Aim: To investigate primiparous women's primary reason for not breastfeeding.
Methods: We used the 1995 National Survey of Family Growth to analyze the breastfeeding behaviors of a national probability sample of 6733 first-time US mothers, aged 15 to 44 y. Main outcome measures in this cross-sectional study were the reasons for never breastfeeding and reasons for stopping breastfeeding using closed-ended, multiple choice questions.
Results: Most commonly, women did not breastfeed because they "preferred to bottle feed" (66.3%). The most common reason for stopping breastfeeding was that the child was "old enough to wean" (35.7%), although 15%, 34%, 54%, and 78% of those women had stopped breastfeeding by 3, 6, 9, and 12 mo, respectively. "Physical or medical problem" was reported by 14.9% of women who did not breastfeed and 26.9% of women who had stopped breastfeeding, making it the second most common reason for not breastfeeding in each group. There were significant differences across racial and ethnic groups.
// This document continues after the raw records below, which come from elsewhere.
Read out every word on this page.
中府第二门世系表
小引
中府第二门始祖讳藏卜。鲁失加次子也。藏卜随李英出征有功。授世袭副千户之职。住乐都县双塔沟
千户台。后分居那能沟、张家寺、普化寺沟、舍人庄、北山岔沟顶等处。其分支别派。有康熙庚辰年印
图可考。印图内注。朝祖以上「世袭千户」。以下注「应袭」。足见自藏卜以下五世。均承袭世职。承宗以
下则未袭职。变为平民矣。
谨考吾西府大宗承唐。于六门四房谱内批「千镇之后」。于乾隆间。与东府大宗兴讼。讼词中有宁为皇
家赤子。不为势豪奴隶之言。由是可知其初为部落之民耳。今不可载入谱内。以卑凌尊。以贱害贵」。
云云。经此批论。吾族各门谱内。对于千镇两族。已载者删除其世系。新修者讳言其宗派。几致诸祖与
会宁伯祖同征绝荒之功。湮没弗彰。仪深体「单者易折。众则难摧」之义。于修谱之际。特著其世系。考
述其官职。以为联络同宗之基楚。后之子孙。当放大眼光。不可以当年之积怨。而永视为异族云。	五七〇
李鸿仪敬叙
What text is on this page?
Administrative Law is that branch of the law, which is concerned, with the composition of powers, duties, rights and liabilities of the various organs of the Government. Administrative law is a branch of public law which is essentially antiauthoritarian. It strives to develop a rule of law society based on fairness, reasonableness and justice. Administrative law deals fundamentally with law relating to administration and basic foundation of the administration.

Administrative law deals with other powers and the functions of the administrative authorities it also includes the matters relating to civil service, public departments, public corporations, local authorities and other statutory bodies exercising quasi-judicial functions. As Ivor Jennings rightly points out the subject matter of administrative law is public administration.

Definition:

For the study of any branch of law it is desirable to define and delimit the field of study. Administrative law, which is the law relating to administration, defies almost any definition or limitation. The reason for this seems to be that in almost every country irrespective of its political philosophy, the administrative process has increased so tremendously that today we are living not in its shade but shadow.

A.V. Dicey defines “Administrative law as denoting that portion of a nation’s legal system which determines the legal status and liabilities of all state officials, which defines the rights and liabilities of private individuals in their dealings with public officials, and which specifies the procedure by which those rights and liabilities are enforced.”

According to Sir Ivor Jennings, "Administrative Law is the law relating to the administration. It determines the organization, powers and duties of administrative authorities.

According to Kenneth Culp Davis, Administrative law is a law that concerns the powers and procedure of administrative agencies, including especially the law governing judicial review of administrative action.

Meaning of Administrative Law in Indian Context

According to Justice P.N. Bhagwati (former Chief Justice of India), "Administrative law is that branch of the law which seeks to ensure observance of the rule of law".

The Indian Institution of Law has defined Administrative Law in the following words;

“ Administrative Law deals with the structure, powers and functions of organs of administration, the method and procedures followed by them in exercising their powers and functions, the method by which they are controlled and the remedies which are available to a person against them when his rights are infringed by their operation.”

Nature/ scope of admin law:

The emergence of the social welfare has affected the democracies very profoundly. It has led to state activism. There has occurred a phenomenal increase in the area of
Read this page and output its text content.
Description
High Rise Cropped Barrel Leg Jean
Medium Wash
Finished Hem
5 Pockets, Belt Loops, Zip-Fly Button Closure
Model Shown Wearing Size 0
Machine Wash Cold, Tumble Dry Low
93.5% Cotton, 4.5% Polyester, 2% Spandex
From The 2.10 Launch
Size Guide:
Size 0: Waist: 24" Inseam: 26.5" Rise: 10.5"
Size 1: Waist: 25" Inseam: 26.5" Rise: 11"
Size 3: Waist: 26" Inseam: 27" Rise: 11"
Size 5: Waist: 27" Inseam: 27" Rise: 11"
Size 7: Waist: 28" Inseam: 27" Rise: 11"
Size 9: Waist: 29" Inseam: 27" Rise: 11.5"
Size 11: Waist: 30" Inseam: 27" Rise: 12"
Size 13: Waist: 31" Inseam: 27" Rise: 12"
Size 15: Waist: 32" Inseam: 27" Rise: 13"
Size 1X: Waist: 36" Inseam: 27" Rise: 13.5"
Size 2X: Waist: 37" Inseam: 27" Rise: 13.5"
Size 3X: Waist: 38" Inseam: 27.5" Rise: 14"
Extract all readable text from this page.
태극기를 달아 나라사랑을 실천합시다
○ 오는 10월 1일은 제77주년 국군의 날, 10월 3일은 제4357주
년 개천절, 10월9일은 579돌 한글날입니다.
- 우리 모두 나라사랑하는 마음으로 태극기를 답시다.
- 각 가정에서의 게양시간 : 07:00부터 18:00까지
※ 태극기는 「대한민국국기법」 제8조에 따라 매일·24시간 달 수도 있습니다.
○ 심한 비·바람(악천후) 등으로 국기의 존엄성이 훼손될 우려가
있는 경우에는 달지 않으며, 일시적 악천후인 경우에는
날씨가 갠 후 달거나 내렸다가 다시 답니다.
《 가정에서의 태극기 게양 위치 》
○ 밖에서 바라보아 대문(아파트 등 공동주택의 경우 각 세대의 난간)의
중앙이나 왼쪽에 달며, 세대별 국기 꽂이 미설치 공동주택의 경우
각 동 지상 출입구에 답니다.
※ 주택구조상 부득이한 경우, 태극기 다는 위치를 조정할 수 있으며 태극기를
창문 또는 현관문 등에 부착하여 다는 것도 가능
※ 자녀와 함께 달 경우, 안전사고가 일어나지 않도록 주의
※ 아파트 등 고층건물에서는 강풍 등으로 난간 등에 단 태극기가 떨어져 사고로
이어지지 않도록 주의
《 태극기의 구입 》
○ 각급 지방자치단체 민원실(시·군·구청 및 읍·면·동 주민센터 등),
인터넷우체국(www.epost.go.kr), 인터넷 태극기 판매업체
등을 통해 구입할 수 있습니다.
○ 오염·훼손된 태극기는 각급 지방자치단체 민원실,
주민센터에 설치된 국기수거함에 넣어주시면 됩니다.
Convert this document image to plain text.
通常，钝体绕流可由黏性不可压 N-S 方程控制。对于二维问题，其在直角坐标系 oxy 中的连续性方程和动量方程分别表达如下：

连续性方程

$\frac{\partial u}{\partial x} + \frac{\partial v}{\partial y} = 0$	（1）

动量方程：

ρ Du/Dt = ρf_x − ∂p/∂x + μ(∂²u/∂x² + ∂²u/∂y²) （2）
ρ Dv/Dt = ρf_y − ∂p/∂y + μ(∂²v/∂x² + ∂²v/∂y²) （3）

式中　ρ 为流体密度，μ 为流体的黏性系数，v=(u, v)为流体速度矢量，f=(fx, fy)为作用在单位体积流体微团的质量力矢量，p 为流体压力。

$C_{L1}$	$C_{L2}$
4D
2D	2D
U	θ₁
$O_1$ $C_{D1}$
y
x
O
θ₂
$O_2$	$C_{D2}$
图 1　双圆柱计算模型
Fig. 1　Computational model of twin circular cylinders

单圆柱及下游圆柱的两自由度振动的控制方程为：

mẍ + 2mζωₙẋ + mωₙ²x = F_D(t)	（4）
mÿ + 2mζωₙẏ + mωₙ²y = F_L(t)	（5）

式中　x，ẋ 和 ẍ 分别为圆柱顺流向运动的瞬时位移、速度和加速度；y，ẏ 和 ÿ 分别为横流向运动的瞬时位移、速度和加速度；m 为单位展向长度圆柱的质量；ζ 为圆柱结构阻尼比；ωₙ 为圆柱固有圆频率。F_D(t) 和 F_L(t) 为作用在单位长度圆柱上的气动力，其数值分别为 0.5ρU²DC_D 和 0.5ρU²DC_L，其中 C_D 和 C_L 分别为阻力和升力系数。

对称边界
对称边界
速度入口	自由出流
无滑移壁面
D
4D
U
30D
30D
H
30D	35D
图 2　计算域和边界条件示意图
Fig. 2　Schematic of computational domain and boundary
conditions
Conclusion: Additional studies are needed to better understand why women "prefer to bottle feed", especially black women. Increasingly effective programs and policies to promote breastfeeding will logically follow. Since physical and medical problems are such common reasons both for never breastfeeding and for stopping breastfeeding, individual healthcare providers can have a significant impact on breastfeeding rates and duration.